Some of the techniques used to achieve fast SQL code, and avoid row-by-row processing can, at first, seem somewhat obscure. This, in turn, raises questions over the maintainability of the code. However, in fact, there are really only a handful of these techniques that need to be dissected and understood in order to open a path towards fast, efficient SQL code. The intent of this article is to investigate a very common "running total" reporting problem, offer some fairly typical "procedural" SQL solutions, and then present much faster "set-based" solutions and dissect the techniques that they use.
The examples in this article are based on the classic "running total" problem, which formed the basis for Phil Factor’s first SQL Speed Phreak Competition. This challenge is not some far-fetched scenario that you will never encounter in reality, but a common reporting task, similar to a report that your boss may ask you to produce at any time.
In my experience, I’ve mostly found that the ease of producing the solution is inversely proportional to its performance and scalability. In other words, there is an easy solution and a fast solution, as well as many solutions in between. One may argue that for a report that runs once a month, clarity and maintainability are as important as speed, and there is some truth is this. However, bear in mind that while you can get away with a simple solution on a table with a few thousand rows, it won’t scale.

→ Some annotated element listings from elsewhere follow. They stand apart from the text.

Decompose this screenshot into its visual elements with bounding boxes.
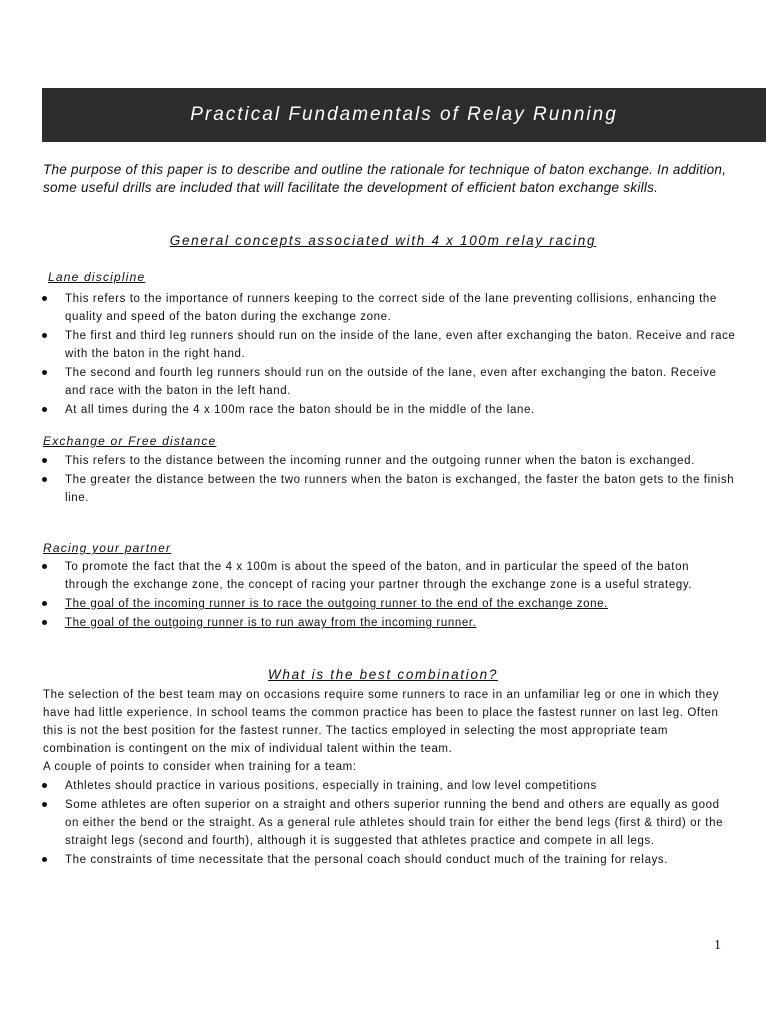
- subheading-racing-partner: Racing your partner: [43, 541, 172, 555]
- exchange-distance-list: [40, 452, 736, 508]
- list-item: The second and fourth leg runners should run on the outside of the lane, even after exchanging the baton. Receive and race with the baton in the left hand.: [40, 364, 736, 400]
- list-item: This refers to the distance between the incoming runner and the outgoing runner when the baton is exchanged.: [40, 452, 736, 470]
- document-title: Practical Fundamentals of Relay Running: [190, 104, 618, 125]
- racing-partner-list: [40, 558, 736, 633]
- bullet-icon: [42, 477, 47, 482]
- bullet-icon: [42, 407, 47, 412]
- list-item: To promote the fact that the 4 x 100m is about the speed of the baton, and in particular the speed of the baton through the exchange zone, the concept of racing your partner through the exchange zone is a useful strategy.: [40, 558, 736, 594]
- combination-paragraph: The selection of the best team may on occasions require some runners to race in an unfamiliar leg or one in which they have had little experience. In school teams the common practice has been to place the fastest runner on last leg. Often this is not the best position for the fastest runner. The tactics employed in selecting the most appropriate team combination is contingent on the mix of individual talent within the team.: [43, 689, 720, 755]
- bullet-icon: [42, 458, 47, 463]
- training-points-lead: A couple of points to consider when training for a team:: [43, 761, 357, 773]
- list-item: The goal of the incoming runner is to race the outgoing runner to the end of the exchange zone.: [40, 595, 736, 613]
- training-points-list: [40, 777, 736, 870]
- bullet-icon: [42, 802, 47, 807]
- list-item: The goal of the outgoing runner is to run away from the incoming runner.: [40, 614, 736, 632]
- bullet-icon: [42, 857, 47, 862]
- bullet-icon: [42, 783, 47, 788]
- page-number: 1: [714, 938, 721, 953]
- title-banner: [42, 88, 766, 142]
- bullet-icon: [42, 564, 47, 569]
- bullet-icon: [42, 296, 47, 301]
- list-item: Some athletes are often superior on a straight and others superior running the bend and others are equally as good on either the bend or the straight. As a general rule athletes should train for either the bend legs (first & third) or the straight legs (second and fourth), although it is suggested that athletes practice and compete in all legs.: [40, 796, 736, 850]
- intro-paragraph: The purpose of this paper is to describe and outline the rationale for technique of baton exchange. In addition, some useful drills are included that will facilitate the development of efficient baton exchange skills.: [43, 162, 727, 195]
- bullet-icon: [42, 370, 47, 375]
- section-heading-general-concepts: General concepts associated with 4 x 100m relay racing: [169, 233, 597, 248]
- list-item: Athletes should practice in various positions, especially in training, and low level competitions: [40, 777, 736, 795]
- subheading-lane-discipline: Lane discipline: [48, 270, 146, 284]
- list-item: The first and third leg runners should run on the inside of the lane, even after exchanging the baton. Receive and race with the baton in the right hand.: [40, 327, 736, 363]
- section-heading-best-combination: What is the best combination?: [267, 667, 499, 682]
- list-item: This refers to the importance of runners keeping to the correct side of the lane preventing collisions, enhancing the quality and speed of the baton during the exchange zone.: [40, 290, 736, 326]
- lane-discipline-list: [40, 290, 736, 420]
- list-item: At all times during the 4 x 100m race the baton should be in the middle of the lane.: [40, 401, 736, 419]
- list-item: The greater the distance between the two runners when the baton is exchanged, the faster the baton gets to the finish line.: [40, 471, 736, 507]
- subheading-exchange-distance: Exchange or Free distance: [43, 434, 217, 448]
- list-item: The constraints of time necessitate that the personal coach should conduct much of the training for relays.: [40, 851, 736, 869]
- bullet-icon: [42, 601, 47, 606]
- bullet-icon: [42, 333, 47, 338]
- bullet-icon: [42, 620, 47, 625]
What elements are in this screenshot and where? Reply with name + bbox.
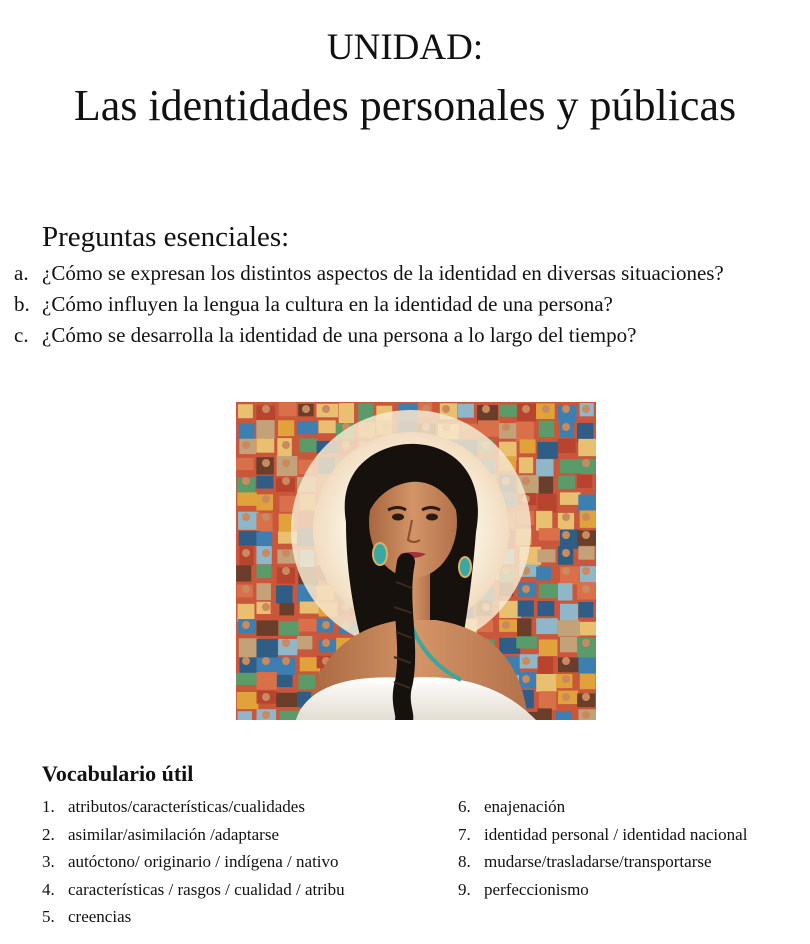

As the number of rows grows so the performance will degrade, sometimes exponentially.
Furthermore, if you don’t know what’s possible in terms of performance, then you have no basis to judge the effectiveness of your solution. Once you’ve found the fastest solution possible then, if necessary, you can "back out" to a solution that is somewhat slower but more maintainable, in full knowledge of the size of the compromise you’ve made.